Chapter 1: Paxil 329. You might recall my hissy-fit over JAACAP editor in chief Mina Duncan's declaration regarding Paxil Study 329:
I don’t have any regrets about publishing [the study] at all – it generated all sorts of useful discussion which is the purpose of a scholarly journal.This comment was especially interesting given that the published study had the following issues:
- Renamed suicidality as "lability" and overt aggression as "hostility."
- Declared superiority over placebo in treating depression when, in fact, the study data did not support such an assertion
- Determined (by magic?) that a placebo can make you suicidal while Paxil could not. The folks who became suicidal on Paxil -- it was not because of Paxil, but the one patient who became suicidal on placebo became suicidal due to the placebo. How does that work?
- Study was ghostwritten
- Lead author Marty Keller appears not to have read the study data
Chapter 2: The Gillberg Affair
To make a long story short, another study that was published in JAACAP has come under a pile of scrutiny. The study claimed that a syndrome called DAMP (Deficits in Attention, Motor control and Perception) was quite common. There was concern that the data was fraudulent, as can be seen by following this link. My point is not to discuss whether the data were or were not cooked -- I have not given this enough investigation to weigh in.

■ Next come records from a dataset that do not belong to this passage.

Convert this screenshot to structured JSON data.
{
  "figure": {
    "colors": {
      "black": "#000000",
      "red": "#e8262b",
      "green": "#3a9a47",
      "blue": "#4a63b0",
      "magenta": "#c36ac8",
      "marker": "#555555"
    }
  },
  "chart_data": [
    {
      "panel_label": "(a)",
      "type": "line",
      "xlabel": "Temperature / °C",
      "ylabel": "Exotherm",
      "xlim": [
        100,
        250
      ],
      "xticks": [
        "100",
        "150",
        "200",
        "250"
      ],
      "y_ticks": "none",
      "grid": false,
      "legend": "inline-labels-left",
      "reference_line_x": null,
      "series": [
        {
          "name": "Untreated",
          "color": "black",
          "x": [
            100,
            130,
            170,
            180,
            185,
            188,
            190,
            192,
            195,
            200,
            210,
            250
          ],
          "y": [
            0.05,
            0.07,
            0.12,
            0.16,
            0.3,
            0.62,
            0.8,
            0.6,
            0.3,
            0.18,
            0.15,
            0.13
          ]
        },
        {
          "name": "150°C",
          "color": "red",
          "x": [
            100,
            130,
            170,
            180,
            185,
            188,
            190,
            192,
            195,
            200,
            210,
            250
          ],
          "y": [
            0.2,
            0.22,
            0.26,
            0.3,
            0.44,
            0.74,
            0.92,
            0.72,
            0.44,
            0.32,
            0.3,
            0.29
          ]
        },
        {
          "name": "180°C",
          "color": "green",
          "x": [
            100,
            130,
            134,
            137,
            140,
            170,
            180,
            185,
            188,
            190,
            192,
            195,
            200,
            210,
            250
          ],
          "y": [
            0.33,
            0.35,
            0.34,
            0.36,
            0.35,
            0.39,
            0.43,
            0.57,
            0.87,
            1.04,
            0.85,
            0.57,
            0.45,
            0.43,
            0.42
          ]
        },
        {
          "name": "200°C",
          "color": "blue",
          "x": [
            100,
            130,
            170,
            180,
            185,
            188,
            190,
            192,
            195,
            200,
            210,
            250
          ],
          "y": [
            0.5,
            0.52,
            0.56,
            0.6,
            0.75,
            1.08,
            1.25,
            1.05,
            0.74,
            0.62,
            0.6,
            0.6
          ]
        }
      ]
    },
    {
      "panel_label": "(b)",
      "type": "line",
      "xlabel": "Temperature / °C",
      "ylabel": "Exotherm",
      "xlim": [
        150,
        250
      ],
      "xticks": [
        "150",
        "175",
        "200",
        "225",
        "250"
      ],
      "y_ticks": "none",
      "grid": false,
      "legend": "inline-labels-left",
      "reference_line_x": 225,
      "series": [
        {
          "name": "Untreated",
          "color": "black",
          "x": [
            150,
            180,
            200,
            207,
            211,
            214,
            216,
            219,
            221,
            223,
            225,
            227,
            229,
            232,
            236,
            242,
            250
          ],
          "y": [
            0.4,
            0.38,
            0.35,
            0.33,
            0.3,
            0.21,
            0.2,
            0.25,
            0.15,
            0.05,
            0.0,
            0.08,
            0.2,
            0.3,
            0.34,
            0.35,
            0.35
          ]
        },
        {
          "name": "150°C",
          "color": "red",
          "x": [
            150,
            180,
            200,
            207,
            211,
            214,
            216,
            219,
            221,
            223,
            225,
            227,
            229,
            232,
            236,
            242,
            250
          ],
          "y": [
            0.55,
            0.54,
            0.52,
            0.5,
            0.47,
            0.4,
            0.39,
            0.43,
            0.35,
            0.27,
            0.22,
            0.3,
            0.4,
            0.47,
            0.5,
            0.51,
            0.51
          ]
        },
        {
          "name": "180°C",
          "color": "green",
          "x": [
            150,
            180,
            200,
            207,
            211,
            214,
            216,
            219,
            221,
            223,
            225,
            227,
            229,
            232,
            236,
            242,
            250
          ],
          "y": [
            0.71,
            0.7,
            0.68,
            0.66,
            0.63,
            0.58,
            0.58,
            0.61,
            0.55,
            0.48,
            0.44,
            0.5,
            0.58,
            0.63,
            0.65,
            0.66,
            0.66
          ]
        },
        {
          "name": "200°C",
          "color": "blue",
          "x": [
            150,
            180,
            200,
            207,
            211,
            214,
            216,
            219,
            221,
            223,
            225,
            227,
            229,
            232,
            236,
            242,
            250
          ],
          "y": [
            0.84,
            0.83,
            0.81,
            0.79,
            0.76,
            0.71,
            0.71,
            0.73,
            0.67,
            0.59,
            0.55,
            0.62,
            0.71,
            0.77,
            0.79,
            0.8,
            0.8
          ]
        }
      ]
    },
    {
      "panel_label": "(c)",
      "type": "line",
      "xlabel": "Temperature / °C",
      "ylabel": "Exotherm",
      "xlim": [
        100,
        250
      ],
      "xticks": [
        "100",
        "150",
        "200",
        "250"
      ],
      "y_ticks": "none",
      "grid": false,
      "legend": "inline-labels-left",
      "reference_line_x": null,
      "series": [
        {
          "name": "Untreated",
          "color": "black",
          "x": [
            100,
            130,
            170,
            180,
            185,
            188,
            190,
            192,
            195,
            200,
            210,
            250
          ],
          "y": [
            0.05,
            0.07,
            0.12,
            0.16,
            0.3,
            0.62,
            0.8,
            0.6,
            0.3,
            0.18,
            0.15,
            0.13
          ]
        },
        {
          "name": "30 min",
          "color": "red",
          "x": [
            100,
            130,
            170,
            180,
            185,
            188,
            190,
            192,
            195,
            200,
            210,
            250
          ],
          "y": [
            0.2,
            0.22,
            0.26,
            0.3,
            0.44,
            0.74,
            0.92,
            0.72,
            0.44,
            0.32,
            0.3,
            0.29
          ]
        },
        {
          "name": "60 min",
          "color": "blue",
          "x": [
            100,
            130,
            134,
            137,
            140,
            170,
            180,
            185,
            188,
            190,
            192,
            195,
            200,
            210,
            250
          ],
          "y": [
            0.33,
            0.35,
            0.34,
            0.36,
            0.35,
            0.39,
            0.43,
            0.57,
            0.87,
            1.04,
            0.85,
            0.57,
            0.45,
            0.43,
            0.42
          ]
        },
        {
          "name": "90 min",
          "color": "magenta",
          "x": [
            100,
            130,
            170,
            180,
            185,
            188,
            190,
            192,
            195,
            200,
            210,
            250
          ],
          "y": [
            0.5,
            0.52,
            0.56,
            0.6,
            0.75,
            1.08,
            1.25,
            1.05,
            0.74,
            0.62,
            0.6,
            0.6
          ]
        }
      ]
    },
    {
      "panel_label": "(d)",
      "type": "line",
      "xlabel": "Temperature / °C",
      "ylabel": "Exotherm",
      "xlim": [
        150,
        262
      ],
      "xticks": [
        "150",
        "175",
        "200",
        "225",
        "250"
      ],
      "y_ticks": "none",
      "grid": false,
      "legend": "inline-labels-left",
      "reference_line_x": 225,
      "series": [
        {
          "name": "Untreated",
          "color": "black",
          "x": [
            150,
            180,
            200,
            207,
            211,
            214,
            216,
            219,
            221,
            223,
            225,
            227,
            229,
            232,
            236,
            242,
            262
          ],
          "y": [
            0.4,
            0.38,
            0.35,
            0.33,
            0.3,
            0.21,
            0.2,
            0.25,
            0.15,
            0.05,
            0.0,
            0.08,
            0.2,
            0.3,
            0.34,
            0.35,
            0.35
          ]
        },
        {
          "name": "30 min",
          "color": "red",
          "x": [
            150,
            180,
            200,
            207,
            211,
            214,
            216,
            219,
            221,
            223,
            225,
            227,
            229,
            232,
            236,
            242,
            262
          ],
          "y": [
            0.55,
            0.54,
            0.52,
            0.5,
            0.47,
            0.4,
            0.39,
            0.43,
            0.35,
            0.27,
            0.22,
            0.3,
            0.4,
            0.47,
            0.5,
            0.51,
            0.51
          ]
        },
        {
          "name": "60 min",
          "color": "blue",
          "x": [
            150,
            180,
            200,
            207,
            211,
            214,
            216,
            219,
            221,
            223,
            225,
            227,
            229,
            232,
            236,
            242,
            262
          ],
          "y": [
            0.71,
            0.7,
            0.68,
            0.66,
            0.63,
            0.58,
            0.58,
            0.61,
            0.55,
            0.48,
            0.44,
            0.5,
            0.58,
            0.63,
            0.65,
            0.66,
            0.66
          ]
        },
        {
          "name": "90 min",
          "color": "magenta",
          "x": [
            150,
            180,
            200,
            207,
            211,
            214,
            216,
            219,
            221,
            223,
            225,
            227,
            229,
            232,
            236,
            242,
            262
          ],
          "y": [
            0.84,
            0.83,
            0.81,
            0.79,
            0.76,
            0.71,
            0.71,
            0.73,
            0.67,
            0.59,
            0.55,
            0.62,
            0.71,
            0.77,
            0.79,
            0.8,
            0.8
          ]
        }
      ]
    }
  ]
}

The point is that the lead researcher Christopher Gillberg refused to provide the data to defend against charges that the data were fraudulent. Mind you, no identifying information was being requested. Just the numbers. The plot thickens substantially from there, but one key point worthy of mention here is that a Swedish court insisted that the DAMP study data be provided to investigators. The data were then destroyed. That would be a no-no in science. If nobody can see the numbers, how do we know they weren't cooked?
Aubrey Blumsohn has engaged in email correspondence with JAACAP staff that I found illuminating. JAACAP's point seems to be that they don't care if the study data were destroyed -- it's not their problem.
No, journals, which serve as the official scientific record, don't need to hold study authors accountable to making sure their study data are accurate. That would be just too much to ask, apparently.